At work, too, you kept apart. The noise of the machinery in the factory was maddening, but at least it prevented conversation. At smoko and lunchtime, when the other men sat outside against the wall and talked about cars and football and sex, you always went down the street and sat in a quiet spot by yourself where you could think your own thoughts. That was the great thing, to be able to think, and you couldn’t do it with people around. Sometimes you felt as if you had hardly any body at all, just thoughts. There were even moments when you’d suddenly become aware of your body … a hand … a foot … and been astounded that you were an actual person with flesh and hair.
Now you hadn’t been to work for several days. There wasn’t any point.
The sexual arousal had gone. You sat staring around the room. You thought again of tidying up, but it seemed too much trouble. Torn butts of cinema tickets lay on the floor. Films were your only luxury and you spent most of your money on them. In a cinema you could float out of yourself into the bodyless world of feeling on the screen. To stop being yourself was lovely, it was happiness. Films had one terrible drawback though … they came to an end. The lights always came on and the real world was there waiting.
Last night you’d seen “Dr Zhivago” for the seventh time and the return afterwards had been very bad. The final scene, where Lara walks out into the street under huge portraits of Lenin and Stalin, to disappear forever, “a nameless number on a list afterwards mislaid”. had filled you with a sort of ecstasy of grief.

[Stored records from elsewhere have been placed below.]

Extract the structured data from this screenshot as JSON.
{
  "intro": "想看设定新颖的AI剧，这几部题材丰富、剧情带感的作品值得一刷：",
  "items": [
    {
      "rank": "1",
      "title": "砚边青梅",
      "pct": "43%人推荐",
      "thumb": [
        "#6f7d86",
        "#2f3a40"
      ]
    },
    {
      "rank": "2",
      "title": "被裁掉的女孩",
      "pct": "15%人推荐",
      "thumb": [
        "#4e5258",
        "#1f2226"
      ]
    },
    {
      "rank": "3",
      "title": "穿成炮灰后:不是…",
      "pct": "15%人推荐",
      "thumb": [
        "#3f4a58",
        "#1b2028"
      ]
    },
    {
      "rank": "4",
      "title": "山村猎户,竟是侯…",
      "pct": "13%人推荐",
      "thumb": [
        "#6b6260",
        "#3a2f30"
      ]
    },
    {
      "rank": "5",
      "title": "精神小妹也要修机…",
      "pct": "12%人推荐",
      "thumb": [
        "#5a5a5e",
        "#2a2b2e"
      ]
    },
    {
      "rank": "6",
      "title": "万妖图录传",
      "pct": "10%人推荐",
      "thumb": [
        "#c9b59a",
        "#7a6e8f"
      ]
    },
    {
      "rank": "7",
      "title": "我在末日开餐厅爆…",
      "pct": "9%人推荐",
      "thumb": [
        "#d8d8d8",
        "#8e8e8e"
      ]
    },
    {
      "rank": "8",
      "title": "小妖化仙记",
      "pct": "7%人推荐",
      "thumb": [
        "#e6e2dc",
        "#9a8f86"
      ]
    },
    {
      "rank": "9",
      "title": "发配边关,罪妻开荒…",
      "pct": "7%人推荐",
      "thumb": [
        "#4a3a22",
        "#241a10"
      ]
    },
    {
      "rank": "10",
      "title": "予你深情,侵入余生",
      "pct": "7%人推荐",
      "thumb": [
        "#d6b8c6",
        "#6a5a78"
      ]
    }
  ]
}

You wanted to explode, literally, like a skyrocket, into nothingness. That was feeling, pure, untouchable, and you’d gladly have died right there in the seat rather than return to yourself and face the street outside with its squalor of traffic and people.
On the bus ride home you tried to keep that scene unspoiled in your mind, staring straight ahead with blank eyes like a shellshock victim, and whispering “Lara, Lara” under your breath. It was no use. The conductor came for the fare. Then a fat man sat beside you. The dirt on the floor and the traffic and the grinding of the bus’s gears and the press of the fat man crept steadily through your consciousness until Lara was completely gone and all beauty and feeling with her. You were just yourself again, a shabby youth on a dirty bus. You knew it couldn’t continue.